My parents thought it would be a no-brainer for me and Sebastian to wind up together. The truth was, I’d had that thought before. How could I not? My best friend was sexy, sweet, and we had our rhythms down. Of course I’d wondered about life with Sebastian as my boyfriend.
And even though I told Sebastian and the whole world that I didn’t want to be in a boring relationship, that wasn’t the full truth.
Here was the truth, in all its ugly glory: I wasn’t smart enough to date Sebastian, or any worthwhile guy.
Sure, I could wow them with my charm and good looks. And then I could wow them even more once we got in the bedroom. But once the initial high wore off, what else could I offer them? I couldn’t have intellectually stimulating conversations like my parents, unless sports or beer were considered intellectual topics. I was a master at the sales smalltalk that enabled me to close deals, but I stumbled at anything deeper.
What if I let myself fall for a guy, but I only wound up boring him? How humiliating would that be, to be rejected for being an uninteresting person?
People stayed together because they found their significant other interesting. They could spend time with them for the rest of their lives. Ninety-nine percent of my friends were surface-level hangs. We did shots at parties. We liked each other’s posts. We played a pickup game of basketball. But when the fun times were over, we didn’t have anything to talk about except recalling crazy stories of past fun times.
Sebastian was my only friend who I had something real with. And he was smart. Really smart. College scholarship smart. Whatever feelings were bubbling up inside me from our night together with Chase couldn’t be acted upon.

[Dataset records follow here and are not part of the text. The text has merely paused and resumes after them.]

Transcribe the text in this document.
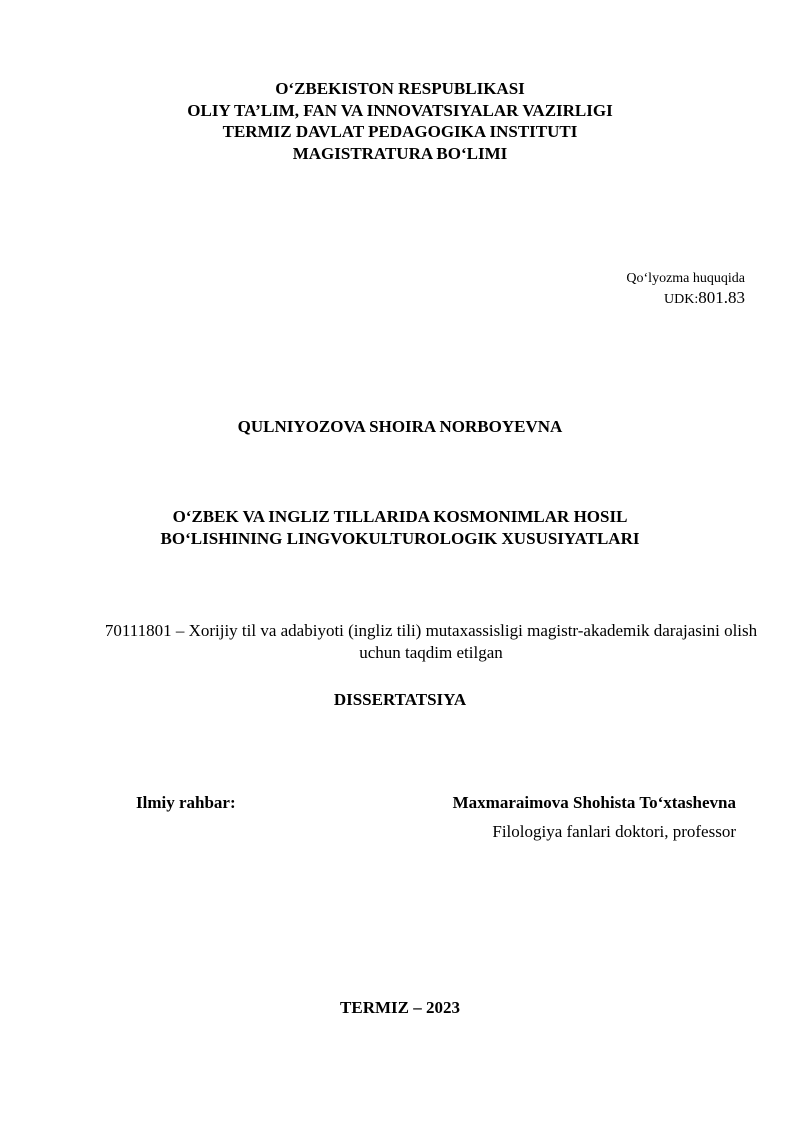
O‘ZBEKISTON RESPUBLIKASI
OLIY TA’LIM, FAN VA INNOVATSIYALAR VAZIRLIGI
TERMIZ DAVLAT PEDAGOGIKA INSTITUTI
MAGISTRATURA BO‘LIMI
Qo‘lyozma huquqida
UDK:801.83
QULNIYOZOVA SHOIRA NORBOYEVNA
O‘ZBEK VA INGLIZ TILLARIDA KOSMONIMLAR HOSIL
BO‘LISHINING LINGVOKULTUROLOGIK XUSUSIYATLARI
70111801 – Xorijiy til va adabiyoti (ingliz tili) mutaxassisligi magistr-akademik darajasini olish uchun taqdim etilgan
DISSERTATSIYA
Ilmiy rahbar:	Maxmaraimova Shohista To‘xtashevna
Filologiya fanlari doktori, professor
TERMIZ – 2023
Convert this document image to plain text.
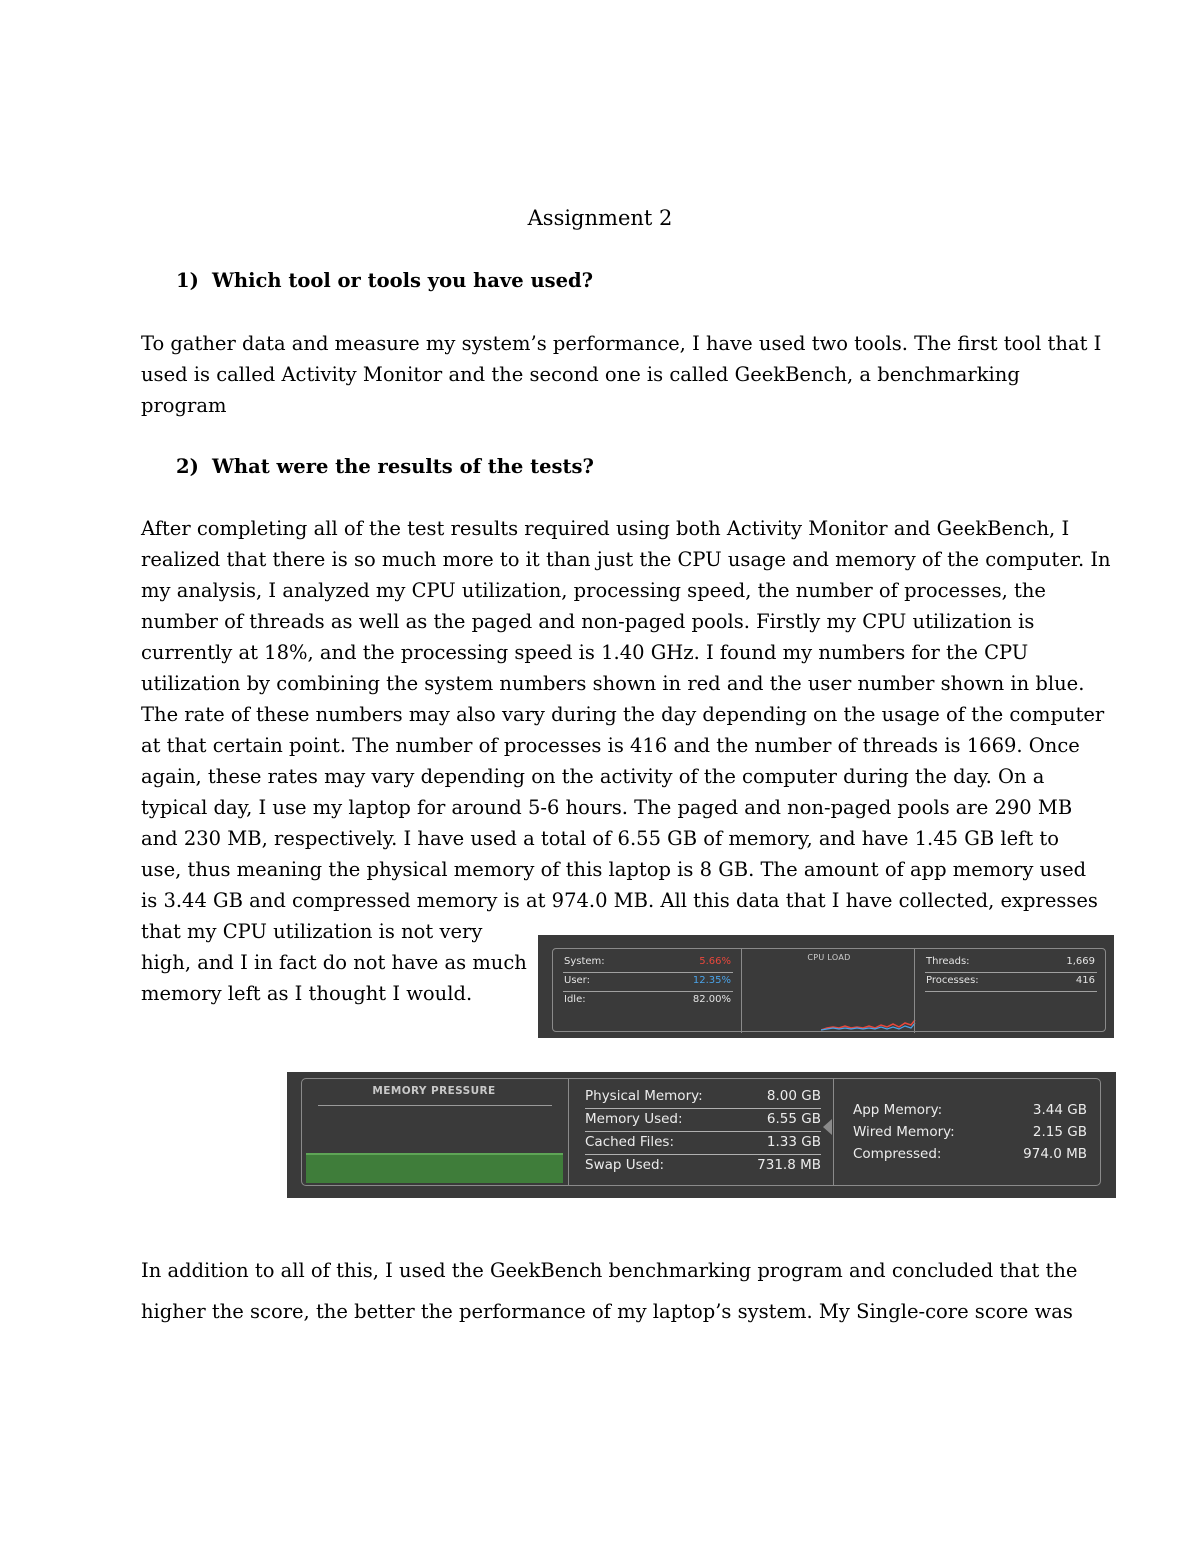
Assignment 2
1) Which tool or tools you have used?
To gather data and measure my system’s performance, I have used two tools. The first tool that I
used is called Activity Monitor and the second one is called GeekBench, a benchmarking
program
2) What were the results of the tests?
After completing all of the test results required using both Activity Monitor and GeekBench, I
realized that there is so much more to it than just the CPU usage and memory of the computer. In
my analysis, I analyzed my CPU utilization, processing speed, the number of processes, the
number of threads as well as the paged and non-paged pools. Firstly my CPU utilization is
currently at 18%, and the processing speed is 1.40 GHz. I found my numbers for the CPU
utilization by combining the system numbers shown in red and the user number shown in blue.
The rate of these numbers may also vary during the day depending on the usage of the computer
at that certain point. The number of processes is 416 and the number of threads is 1669. Once
again, these rates may vary depending on the activity of the computer during the day. On a
typical day, I use my laptop for around 5-6 hours. The paged and non-paged pools are 290 MB
and 230 MB, respectively. I have used a total of 6.55 GB of memory, and have 1.45 GB left to
use, thus meaning the physical memory of this laptop is 8 GB. The amount of app memory used
is 3.44 GB and compressed memory is at 974.0 MB. All this data that I have collected, expresses
that my CPU utilization is not very
high, and I in fact do not have as much
memory left as I thought I would.
System:	5.66%
User:	12.35%
Idle:	82.00%
CPU LOAD	Threads:	1,669
Processes:	416
MEMORY PRESSURE	Physical Memory:	8.00 GB
Memory Used:	6.55 GB
Cached Files:	1.33 GB
Swap Used:	731.8 MB
App Memory:	3.44 GB
Wired Memory:	2.15 GB
Compressed:	974.0 MB
In addition to all of this, I used the GeekBench benchmarking program and concluded that the
higher the score, the better the performance of my laptop’s system. My Single-core score was
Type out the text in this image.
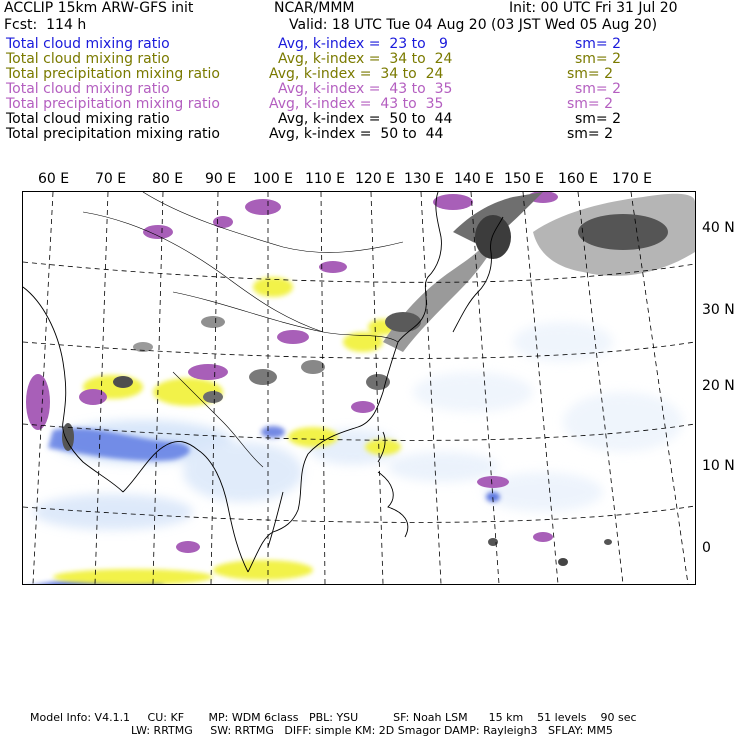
ACCLIP 15km ARW-GFS init	NCAR/MMM	Init: 00 UTC Fri 31 Jul 20
Fcst:  114 h	Valid: 18 UTC Tue 04 Aug 20 (03 JST Wed 05 Aug 20)
Total cloud mixing ratio	Avg, k-index =  23 to   9	sm= 2
Total cloud mixing ratio	Avg, k-index =  34 to  24	sm= 2
Total precipitation mixing ratio	Avg, k-index =  34 to  24	sm= 2
Total cloud mixing ratio	Avg, k-index =  43 to  35	sm= 2
Total precipitation mixing ratio	Avg, k-index =  43 to  35	sm= 2
Total cloud mixing ratio	Avg, k-index =  50 to  44	sm= 2
Total precipitation mixing ratio	Avg, k-index =  50 to  44	sm= 2
60 E 70 E 80 E 90 E 100 E 110 E 120 E 130 E 140 E 150 E 160 E 170 E
40 N
30 N
20 N
10 N
0
Model Info: V4.1.1     CU: KF       MP: WDM 6class   PBL: YSU          SF: Noah LSM      15 km    51 levels    90 sec
LW: RRTMG     SW: RRTMG   DIFF: simple KM: 2D Smagor DAMP: Rayleigh3   SFLAY: MM5
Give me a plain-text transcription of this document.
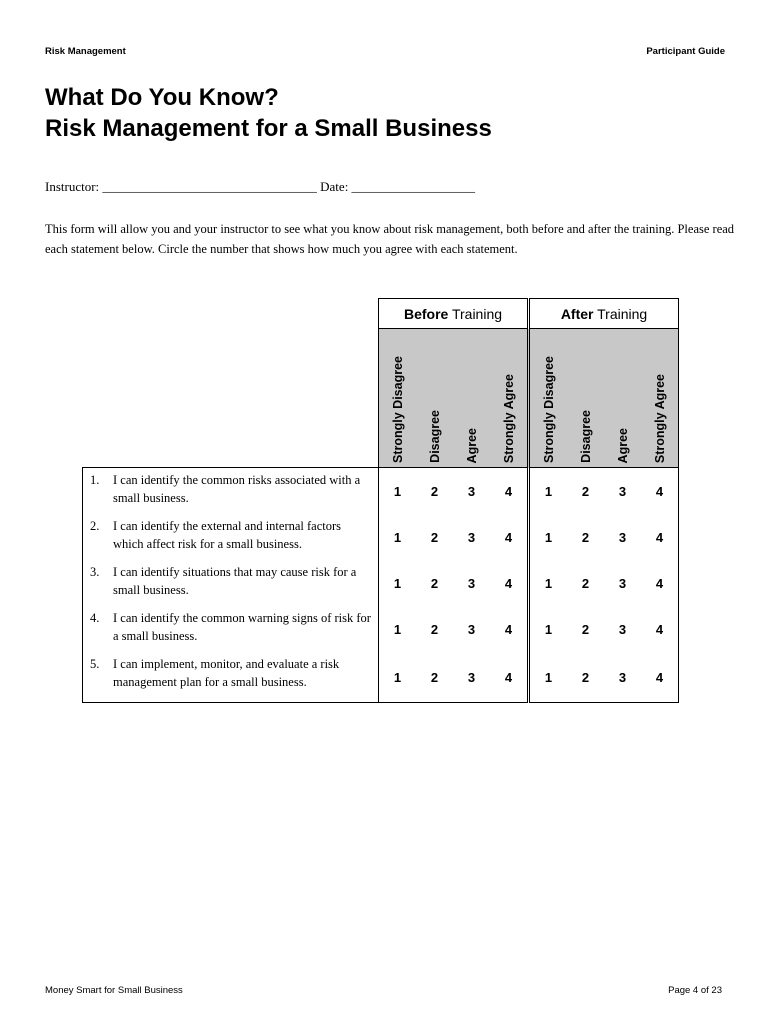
Risk Management	Participant Guide
What Do You Know?
Risk Management for a Small Business
Instructor: _________________________________ Date: ___________________
This form will allow you and your instructor to see what you know about risk management, both before and after the training. Please read each statement below. Circle the number that shows how much you agree with each statement.
	Before Training				After Training			

	Strongly Disagree	Disagree	Agree	Strongly Agree	Strongly Disagree	Disagree	Agree	Strongly Agree

1. I can identify the common risks associated with a small business.	1	2	3	4	1	2	3	4

2. I can identify the external and internal factors which affect risk for a small business.	1	2	3	4	1	2	3	4

3. I can identify situations that may cause risk for a small business.	1	2	3	4	1	2	3	4

4. I can identify the common warning signs of risk for a small business.	1	2	3	4	1	2	3	4

5. I can implement, monitor, and evaluate a risk management plan for a small business.	1	2	3	4	1	2	3	4
Money Smart for Small Business	Page 4 of 23
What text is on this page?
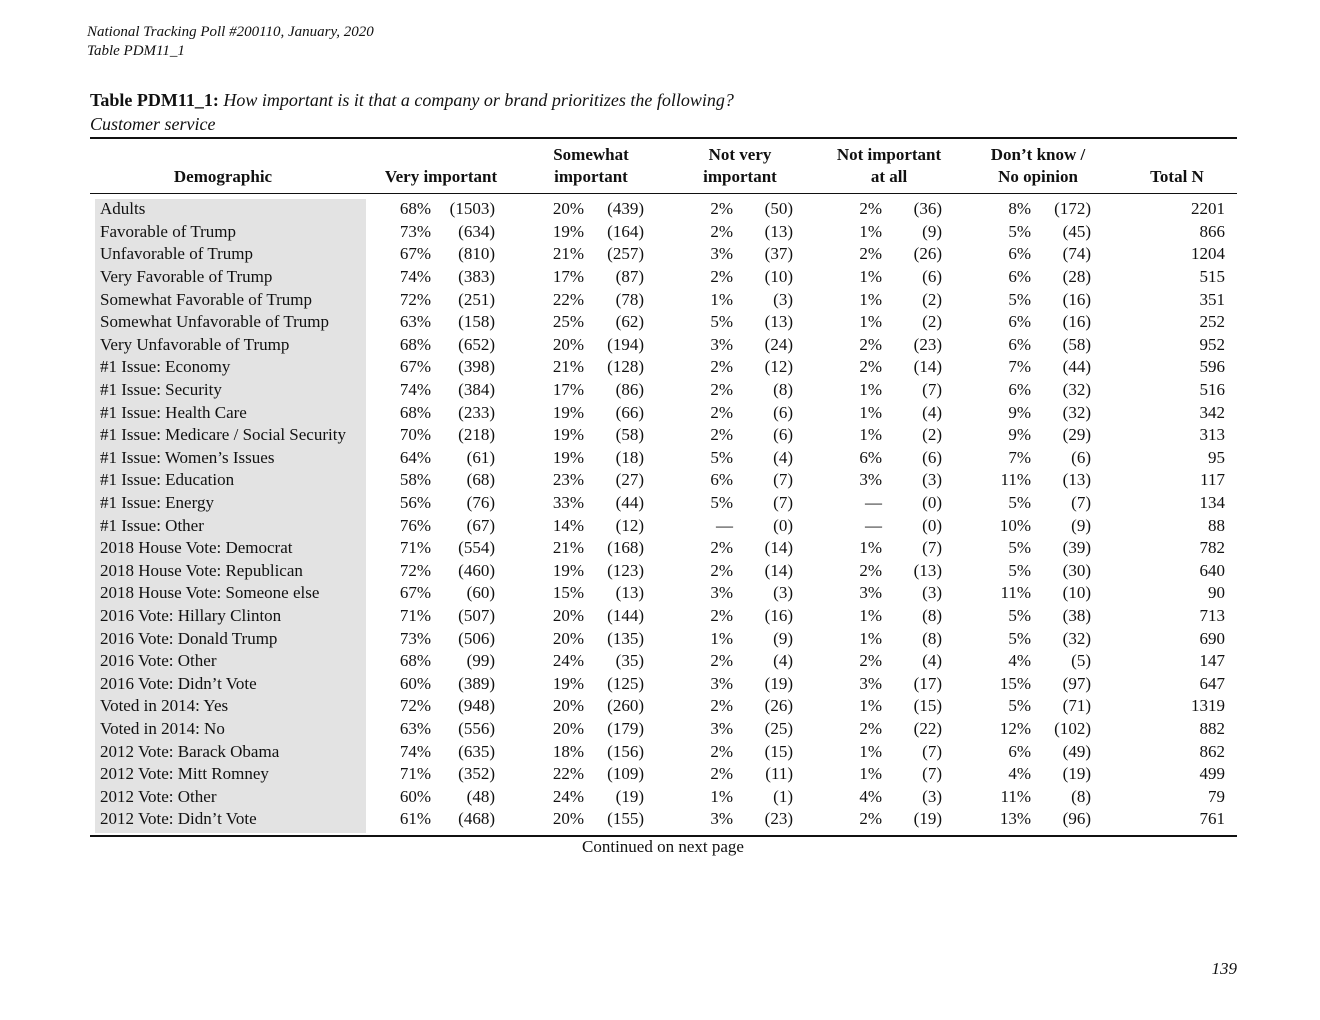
National Tracking Poll #200110, January, 2020
Table PDM11_1
Table PDM11_1: How important is it that a company or brand prioritizes the following?
Customer service
Demographic	Very important
Somewhat
important
Not very
important
Not important
at all
Don’t know /
No opinion	Total N
Adults	68%	(1503)	20%	(439)	2%	(50)	2%	(36)	8%	(172)	2201
Favorable of Trump	73%	(634)	19%	(164)	2%	(13)	1%	(9)	5%	(45)	866
Unfavorable of Trump	67%	(810)	21%	(257)	3%	(37)	2%	(26)	6%	(74)	1204
Very Favorable of Trump	74%	(383)	17%	(87)	2%	(10)	1%	(6)	6%	(28)	515
Somewhat Favorable of Trump	72%	(251)	22%	(78)	1%	(3)	1%	(2)	5%	(16)	351
Somewhat Unfavorable of Trump	63%	(158)	25%	(62)	5%	(13)	1%	(2)	6%	(16)	252
Very Unfavorable of Trump	68%	(652)	20%	(194)	3%	(24)	2%	(23)	6%	(58)	952
#1 Issue: Economy	67%	(398)	21%	(128)	2%	(12)	2%	(14)	7%	(44)	596
#1 Issue: Security	74%	(384)	17%	(86)	2%	(8)	1%	(7)	6%	(32)	516
#1 Issue: Health Care	68%	(233)	19%	(66)	2%	(6)	1%	(4)	9%	(32)	342
#1 Issue: Medicare / Social Security	70%	(218)	19%	(58)	2%	(6)	1%	(2)	9%	(29)	313
#1 Issue: Women’s Issues	64%	(61)	19%	(18)	5%	(4)	6%	(6)	7%	(6)	95
#1 Issue: Education	58%	(68)	23%	(27)	6%	(7)	3%	(3)	11%	(13)	117
#1 Issue: Energy	56%	(76)	33%	(44)	5%	(7)	—	(0)	5%	(7)	134
#1 Issue: Other	76%	(67)	14%	(12)	—	(0)	—	(0)	10%	(9)	88
2018 House Vote: Democrat	71%	(554)	21%	(168)	2%	(14)	1%	(7)	5%	(39)	782
2018 House Vote: Republican	72%	(460)	19%	(123)	2%	(14)	2%	(13)	5%	(30)	640
2018 House Vote: Someone else	67%	(60)	15%	(13)	3%	(3)	3%	(3)	11%	(10)	90
2016 Vote: Hillary Clinton	71%	(507)	20%	(144)	2%	(16)	1%	(8)	5%	(38)	713
2016 Vote: Donald Trump	73%	(506)	20%	(135)	1%	(9)	1%	(8)	5%	(32)	690
2016 Vote: Other	68%	(99)	24%	(35)	2%	(4)	2%	(4)	4%	(5)	147
2016 Vote: Didn’t Vote	60%	(389)	19%	(125)	3%	(19)	3%	(17)	15%	(97)	647
Voted in 2014: Yes	72%	(948)	20%	(260)	2%	(26)	1%	(15)	5%	(71)	1319
Voted in 2014: No	63%	(556)	20%	(179)	3%	(25)	2%	(22)	12%	(102)	882
2012 Vote: Barack Obama	74%	(635)	18%	(156)	2%	(15)	1%	(7)	6%	(49)	862
2012 Vote: Mitt Romney	71%	(352)	22%	(109)	2%	(11)	1%	(7)	4%	(19)	499
2012 Vote: Other	60%	(48)	24%	(19)	1%	(1)	4%	(3)	11%	(8)	79
2012 Vote: Didn’t Vote	61%	(468)	20%	(155)	3%	(23)	2%	(19)	13%	(96)	761
Continued on next page
139
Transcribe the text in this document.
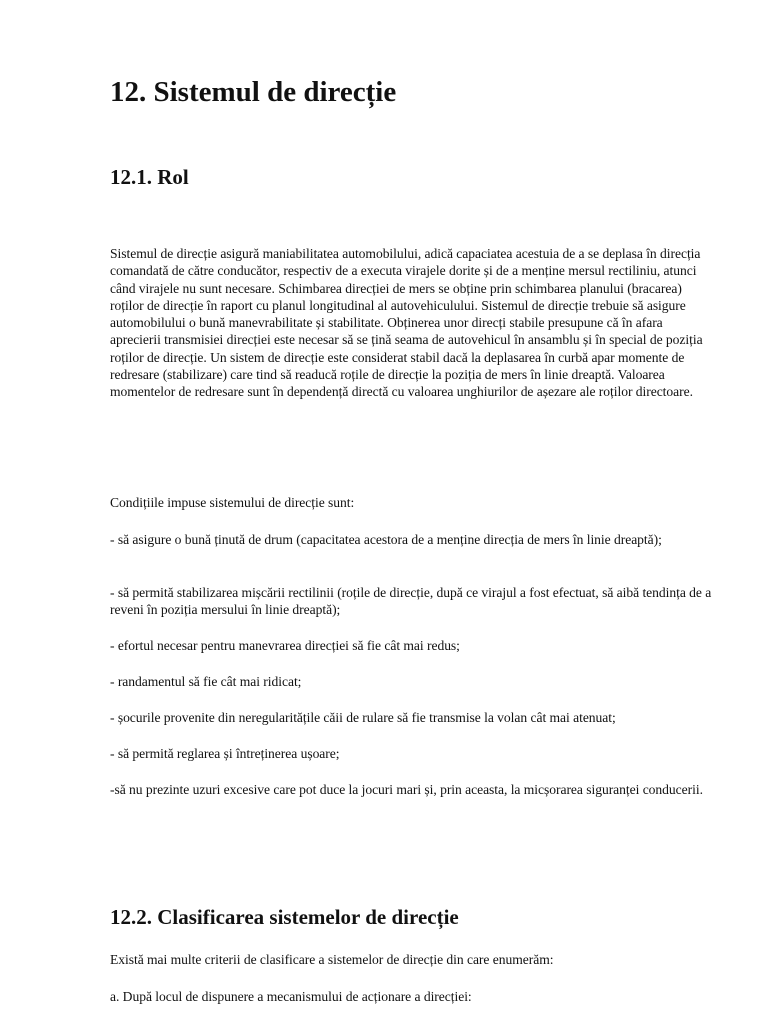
12. Sistemul de direcție
12.1. Rol

Sistemul de direcție asigură maniabilitatea automobilului, adică capaciatea acestuia de a se deplasa în direcția comandată de către conducător, respectiv de a executa virajele dorite și de a menține mersul rectiliniu, atunci când virajele nu sunt necesare. Schimbarea direcției de mers se obține prin schimbarea planului (bracarea) roților de direcție în raport cu planul longitudinal al autovehiculului. Sistemul de direcție trebuie să asigure automobilului o bună manevrabilitate și stabilitate. Obținerea unor direcți stabile presupune că în afara aprecierii transmisiei direcției este necesar să se țină seama de autovehicul în ansamblu și în special de poziția roților de direcție. Un sistem de direcție este considerat stabil dacă la deplasarea în curbă apar momente de redresare (stabilizare) care tind să readucă roțile de direcție la poziția de mers în linie dreaptă. Valoarea momentelor de redresare sunt în dependență directă cu valoarea unghiurilor de așezare ale roților directoare.

Condițiile impuse sistemului de direcție sunt:

- să asigure o bună ținută de drum (capacitatea acestora de a menține direcția de mers în linie dreaptă);

- să permită stabilizarea mișcării rectilinii (roțile de direcție, după ce virajul a fost efectuat, să aibă tendința de a reveni în poziția mersului în linie dreaptă);

- efortul necesar pentru manevrarea direcției să fie cât mai redus;

- randamentul să fie cât mai ridicat;

- șocurile provenite din neregularitățile căii de rulare să fie transmise la volan cât mai atenuat;

- să permită reglarea și întreținerea ușoare;

-să nu prezinte uzuri excesive care pot duce la jocuri mari și, prin aceasta, la micșorarea siguranței conducerii.

12.2. Clasificarea sistemelor de direcție

Există mai multe criterii de clasificare a sistemelor de direcție din care enumerăm:

a. După locul de dispunere a mecanismului de acționare a direcției:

It didn’t matter that Chase thought I was smart…or did it? Did he actually mean what he said, or was he trying to reverse psychology his way into my pants?
I stared at his picture in the yearbook, and I could’ve sworn he was staring back at me, nodding at me that he meant it. I looked up and caught the dopey smile on my lips. Chase was certifiably smart. And he thought I was smart. He thought I had the chops to be a chemist.
Maybe I had a nerdy side dying to get out?
I snorted a laugh at the thought. Fat chance, but it was nice to dream. I reshelved the yearbook, leaving said dream in the past.
What if Sebastian thought I was a fun friend, but not serious boyfriend material?
It was better to be a player than to face that kind of defeat. At least I was smart enough to know that.
11
SEBASTIAN
Sometimes, I thought about the path I was supposed to travel. In an alternate world, I was finishing up my third year of college. There was an alternate version of me hanging on the quad with friends, wrestling at the collegiate level, maybe rushing a fraternity. It all seemed ideal.
Until I met up with Savannah.
“Why the fuck do I want to be a doctor?” Savannah slammed her head onto her thick textbook, which was open on top of four other open textbooks, which were next to a laptop, a notebook, and a half-drunken can of Monster Energy Drink.
“Because you want to save lives?” I ask.
“Ugh.”
Savannah was one of my closest friends from South Rock High. I had taken the train up to Ithaca to visit her at Cornell. Her curly brown hair was wrestled into a messy bun. Her gold necklace spellingSavannahin gilded cursive, found on a field trip to New York City, hung down and touched the textbook. She and I were on the yearbook committee, where we spent most of our time snarking about the supremely anal editor-in-chief Ronna Rogalski who shot down any idea that wasn’t hers with her trademark “I’m just not feeling it.”
Savannah was pre-med and hating it, while also loving it in some twisted way. She and her uber-challenging coursework were in a toxic relationship.
It was finals week, so I was meeting up with her at her college’s library where she told me she almost had to fight some girl for the private study room we were in. As with any girl she didn’t like, she threatened to punch her in the tit. I was very curious how her personality would translate to bedside manner. Threatening to punch patients in the tit for not listening to her advice seemed not to jive with the Hippocratic Oath.
“How the fuck does he expect us to remember all of this? Maybe if I wear a low-cut top to the exam,” she said. “I’m kidding.”
“Of course you are,” I said with a smirk. I leaned back and kicked my feet onto the table in the meager space not subsumed with books.
“You sure you don’t miss this?” Savannah’s voice was laced with sarcasm, but I detected a hint of genuine curiosity, too. She was as shocked as my parents when I turned down my scholarship.
Would I rather be chained to a library desk for four years or hustling in the world? I chose the latter.
“Business is booming,” I said. “Anton and I are in the process of closing our biggest client ever. We had a great initial meeting, and things look very positive.”
“Aw, that’s wonderful. I’m proud of you guys. I mean, I think you’re kinda weird for wanting to sell vending machines, but you’re making it work.”
Savannah came from a family of doctors. There was one path that’d been laid out for her since birth, and she couldn’t fathom anyone who diverged from the college pipeline.